As the tide floods the flats, it’s pays to move again. Once the flats are covered, even partially, it’s time to change tactics. That isolated tree or rock previously noted now comes into play, walking the tide in can produce the odd fish and it’s more than likely it’s around these isolated structures. A lure change would also be required swapping the shallow diver and opting for a stickbait or popper.

Now that the tide is full you are probably back in close along the shore line and thinking of going home. Wait, not all is lost, before I head off home I always put a few casts in amongst the mangroves and rock bars, you just never know. Casting in among the mangrove roots with the Zappa or Bubble Pop may attract the attention of a bream or whiting as they forage amongst the root system, particularly in fading light.
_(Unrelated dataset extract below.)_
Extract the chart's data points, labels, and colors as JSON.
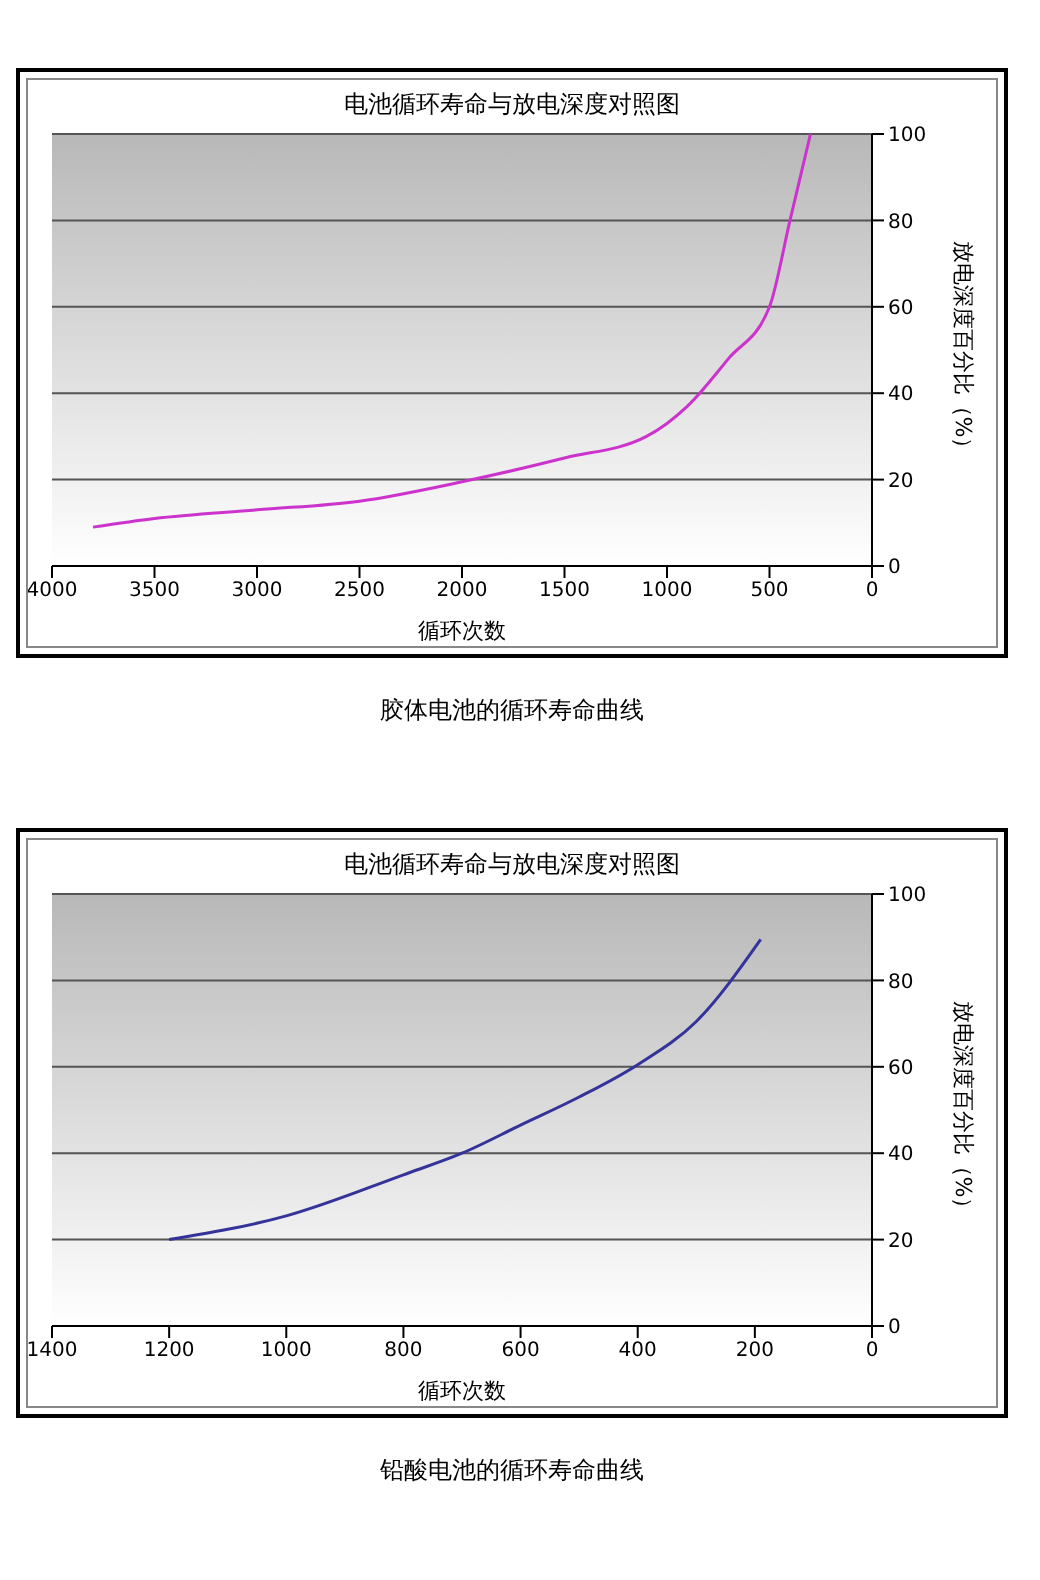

When using your lures vary your technique, a little wrist action on the shallow divers gives them a jerky action and the flathead in particular can’t resist them. With the stickbaits and poppers a similar action can be used, if you think it’s bream striking at the lure it often pays to stop your retrieve and they will continue to hit it until hooked.

What will you get?

Fishing in and around Tin Can Bay can produce some pretty exciting flats fishing. All the normal species are encountered: flathead, whiting and bream. There’s always the chance of a golden trevally, and the marauding alligator gar will add that little extra bit of excitement. If you do manage to hook one of these toothy pick-handles watch your fingers and toes!

Weather

There is always one factor in all facets of fishing that makes it a good day or a bad day and that’s the weather. It can, and does, stop a lot of boaties fishing at times. Yet, on the sand flats it can be beneficial.

Wind is generally a pain in the backside but in fishing the flats it becomes an advantage. Friend, and fellow flats wanderer, Paul Tedman and I have fished in 20 knot wind and the results have been impressive. Paul even managed five different species in one outing by making use of the wind.

By standing with the wind at your back you can achieve extremely long casts with the light tackle. You might not be able to fish some areas but you make it up with these long casts and the fish don’t care about the ruffled water.

Those clear windless days that we all dream of are great for some things but the advantage is firmly back with the fish; they will see you long before you make contact with them. Stealth and patience is required, it’s these days that the Zappa and Bubble Pops come into their own, those little clear plastic lures zigzagging across the surface are irresistible to most whiting and bream. And when you experience your first surface strike by a flathead you wont want to go home, it’s a spectacular sight when they launch themselves clear of the water.

If you can fluke a day with overcast conditions 10 knot winds, low tide in the late afternoon and falling either side of a full or new moon, don’t sit around! Get your shoulder bag and go for a walk, the results will surprise you.

Wandering the flats is a challenging form of fishing which on some days can provide limitless fun and a feed. It can however have its slow times but that’s the law of averages, you can’t have it good all the time but it sure is fun trying. Have a go you will be surprised.